It’s TIFF time, again, and I caught my first two (well, three really) films tonight. My first screening was a film about Haiti — TIFF seems to have one about every other year, and I always make a point of catching that screening.
According to the programme, the film was meant to be preceded by another film called Peripeteia, but there was some screw up and we ended up seeing that one second. Peripeteia is a fairly avant-garde film, and I can’t say that I love avant-garde. It starts out with a title card informing us that the painter, Dürer, produced “Head of a Negro” in 1508, but that all information about the subject has been lost to “the winds of history.”
Cut to a black actor who looks vaguely similar to the sketch. He’s in sixteenth-century Europeean garb, walking through the fields of the dreariest British countryside. It looks Too Fucking Cold, and we can hear non-stop winds. He walks a bit. We cut to him in a different field. He stands dramatically. Cut to him near a lake.

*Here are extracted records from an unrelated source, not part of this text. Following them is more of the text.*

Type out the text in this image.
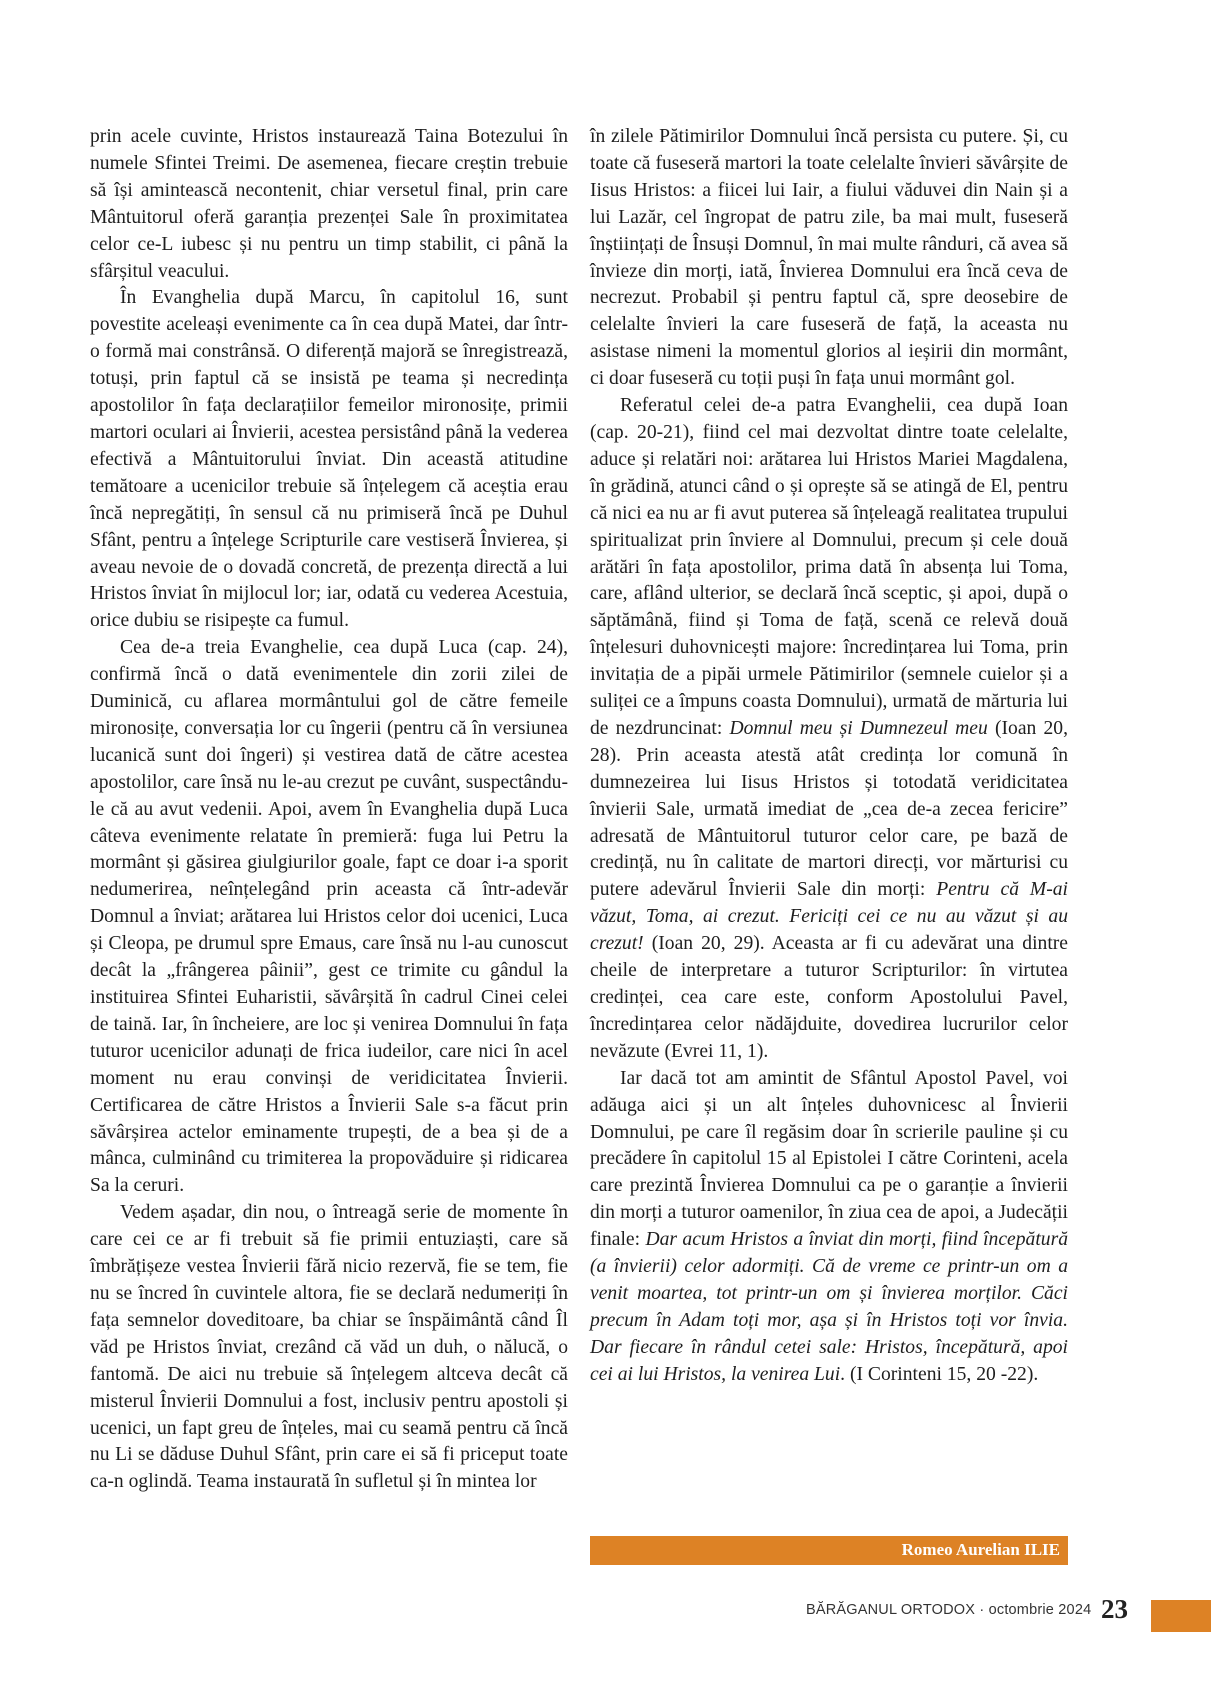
prin acele cuvinte, Hristos instaurează Taina Botezului în numele Sfintei Treimi. De asemenea, fiecare creștin trebuie să își amintească necontenit, chiar versetul final, prin care Mântuitorul oferă garanția prezenței Sale în proximitatea celor ce-L iubesc și nu pentru un timp stabilit, ci până la sfârșitul veacului.

În Evanghelia după Marcu, în capitolul 16, sunt povestite aceleași evenimente ca în cea după Matei, dar într-o formă mai constrânsă. O diferență majoră se înregistrează, totuși, prin faptul că se insistă pe teama și necredința apostolilor în fața declarațiilor femeilor mironosițe, primii martori oculari ai Învierii, acestea persistând până la vederea efectivă a Mântuitorului înviat. Din această atitudine temătoare a ucenicilor trebuie să înțelegem că aceștia erau încă nepregătiți, în sensul că nu primiseră încă pe Duhul Sfânt, pentru a înțelege Scripturile care vestiseră Învierea, și aveau nevoie de o dovadă concretă, de prezența directă a lui Hristos înviat în mijlocul lor; iar, odată cu vederea Acestuia, orice dubiu se risipește ca fumul.

Cea de-a treia Evanghelie, cea după Luca (cap. 24), confirmă încă o dată evenimentele din zorii zilei de Duminică, cu aflarea mormântului gol de către femeile mironosițe, conversația lor cu îngerii (pentru că în versiunea lucanică sunt doi îngeri) și vestirea dată de către acestea apostolilor, care însă nu le-au crezut pe cuvânt, suspectându-le că au avut vedenii. Apoi, avem în Evanghelia după Luca câteva evenimente relatate în premieră: fuga lui Petru la mormânt și găsirea giulgiurilor goale, fapt ce doar i-a sporit nedumerirea, neînțelegând prin aceasta că într-adevăr Domnul a înviat; arătarea lui Hristos celor doi ucenici, Luca și Cleopa, pe drumul spre Emaus, care însă nu l-au cunoscut decât la „frângerea pâinii”, gest ce trimite cu gândul la instituirea Sfintei Euharistii, săvârșită în cadrul Cinei celei de taină. Iar, în încheiere, are loc și venirea Domnului în fața tuturor ucenicilor adunați de frica iudeilor, care nici în acel moment nu erau convinși de veridicitatea Învierii. Certificarea de către Hristos a Învierii Sale s-a făcut prin săvârșirea actelor eminamente trupești, de a bea și de a mânca, culminând cu trimiterea la propovăduire și ridicarea Sa la ceruri.

Vedem așadar, din nou, o întreagă serie de momente în care cei ce ar fi trebuit să fie primii entuziaști, care să îmbrățișeze vestea Învierii fără nicio rezervă, fie se tem, fie nu se încred în cuvintele altora, fie se declară nedumeriți în fața semnelor doveditoare, ba chiar se înspăimântă când Îl văd pe Hristos înviat, crezând că văd un duh, o nălucă, o fantomă. De aici nu trebuie să înțelegem altceva decât că misterul Învierii Domnului a fost, inclusiv pentru apostoli și ucenici, un fapt greu de înțeles, mai cu seamă pentru că încă nu Li se dăduse Duhul Sfânt, prin care ei să fi priceput toate ca-n oglindă. Teama instaurată în sufletul și în mintea lor

în zilele Pătimirilor Domnului încă persista cu putere. Și, cu toate că fuseseră martori la toate celelalte învieri săvârșite de Iisus Hristos: a fiicei lui Iair, a fiului văduvei din Nain și a lui Lazăr, cel îngropat de patru zile, ba mai mult, fuseseră înștiințați de Însuși Domnul, în mai multe rânduri, că avea să învieze din morți, iată, Învierea Domnului era încă ceva de necrezut. Probabil și pentru faptul că, spre deosebire de celelalte învieri la care fuseseră de față, la aceasta nu asistase nimeni la momentul glorios al ieșirii din mormânt, ci doar fuseseră cu toții puși în fața unui mormânt gol.

Referatul celei de-a patra Evanghelii, cea după Ioan (cap. 20-21), fiind cel mai dezvoltat dintre toate celelalte, aduce și relatări noi: arătarea lui Hristos Mariei Magdalena, în grădină, atunci când o și oprește să se atingă de El, pentru că nici ea nu ar fi avut puterea să înțeleagă realitatea trupului spiritualizat prin înviere al Domnului, precum și cele două arătări în fața apostolilor, prima dată în absența lui Toma, care, aflând ulterior, se declară încă sceptic, și apoi, după o săptămână, fiind și Toma de față, scenă ce relevă două înțelesuri duhovnicești majore: încredințarea lui Toma, prin invitația de a pipăi urmele Pătimirilor (semnele cuielor și a suliței ce a împuns coasta Domnului), urmată de mărturia lui de nezdruncinat: Domnul meu și Dumnezeul meu (Ioan 20, 28). Prin aceasta atestă atât credința lor comună în dumnezeirea lui Iisus Hristos și totodată veridicitatea învierii Sale, urmată imediat de „cea de-a zecea fericire” adresată de Mântuitorul tuturor celor care, pe bază de credință, nu în calitate de martori direcți, vor mărturisi cu putere adevărul Învierii Sale din morți: Pentru că M-ai văzut, Toma, ai crezut. Fericiți cei ce nu au văzut și au crezut! (Ioan 20, 29). Aceasta ar fi cu adevărat una dintre cheile de interpretare a tuturor Scripturilor: în virtutea credinței, cea care este, conform Apostolului Pavel, încredințarea celor nădăjduite, dovedirea lucrurilor celor nevăzute (Evrei 11, 1).

Iar dacă tot am amintit de Sfântul Apostol Pavel, voi adăuga aici și un alt înțeles duhovnicesc al Învierii Domnului, pe care îl regăsim doar în scrierile pauline și cu precădere în capitolul 15 al Epistolei I către Corinteni, acela care prezintă Învierea Domnului ca pe o garanție a învierii din morți a tuturor oamenilor, în ziua cea de apoi, a Judecății finale: Dar acum Hristos a înviat din morți, fiind începătură (a învierii) celor adormiți. Că de vreme ce printr-un om a venit moartea, tot printr-un om și învierea morților. Căci precum în Adam toți mor, așa și în Hristos toți vor învia. Dar fiecare în rândul cetei sale: Hristos, începătură, apoi cei ai lui Hristos, la venirea Lui. (I Corinteni 15, 20 -22).

Romeo Aurelian ILIE
BĂRĂGANUL ORTODOX · octombrie 2024 23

We’re also informed that Dürer sketched a woman known as Katharina. Cut to an actress who looks like Katharina. For the length of the film, we see the two actors, almost always apart, walking through different fields, and sometimes near rivers, while we hear the winds blowing. They don’t speak. They don’t really interact with anything. It’s all Very Deep and Very Dramatic. It’s also interspersed with two types of still images: the first are old black and white photos of Africans looking stereotypically tribal. There’s scarification and grass skirts and bare breasts. The whole works. The second set to still images were close-ups of figures in paintings — both black-skinned and white-skinned figures. The artist wasn’t identified, but I guessed it correctly as Bosch. Because the images are in such extreme close-up, it’s hard to recognize the source paintings.
I have no idea what the film was trying to say. Perhaps it was just trying to show us an uncommon subject: black folk in medieval Europe. But the reference to the notion of peripeteia suggests a deeper meaning that, I confess, is eluding me.
For my part, I was more interested in the main film: Three Kids (Twa Timoun). This film follows the lives of three young boys who live in Pòtoprens. The film starts on January 11th, 2010 — the day before the earthquake. After the earthquake, they’re living on the street, wandering from place to place. Sometimes they act like kids and spend time kicking something vaguely ball-like around in a poor approximation of soccer. Sometimes they’re stealing water from a water merchant, or stealing something that they can sell to buy some food.
The film is a bit rough. The pacing is slow. The acting is fairly uneven, and there are times when some non-linear story-telling seems to add some confusion about the overall plot. It’s also true that it’s hard to communicate certain evens — like, say, the earthquake — filmically without any budget to speak of. Eventually the kids move into an abandoned building, and the character’s backstories start playing a role. Vitaleme was abused by his uncle, and has a lot of anger. And some problems with pyromania. Mikenson’s sister died some time ago, and he ends up meeting a girl who reminds him of his sister. And that’s when Vitaleme’s issues takes the story to an overly-dramatic climax. In my opinion, it doesn’t really work.
On the plus side, there are some beautiful shots in it. There’s an amazing shot of Vitaleme in the ruins of the Cathédrale that’s absolutely striking. But it’s an imperfect film.
The Q&A afterward had what I thought was an important moment. One woman asked how true-to-life these boys’ situation was and wanted a good recommendation about charity to donate to. The director, Jonas D’Adesky, replied that the “environment” in Haiti wasn’t really conducive to the NGOs getting much accomplished. The next commenter — a member of the Haitian diaspora — was a bit critical of the film. He made two primary points: first, that many of the moments in the film seemed too divorced from reality. In truth, the kids could not have gotten away with some of the thefts you see in the film. Would not have been welcomed into some of the places they went to. His second point was that portraying post-earthquake Haiti as a buddy flick was doing the country a disservice. As was dissing Haiti’s “environment” in the answer to the previous question.
I don’t think he quite managed to make this point in these terms, but I think his general point was that foreign-authored narratives about Haiti carry a lot of weight — far more than the narratives created by Haitians — and that those narratives need to be responsible. D’Adesky seemed to brush off the complaint saying simply that such things weren’t his “purpose” — that he was just telling this story about these kids. D’Adesky’s response elicited a fair amount of approving applause, which disappointed me because I thought that the questioner’s point was quite valid. I caught up with him and chatted with him in the hall, briefly.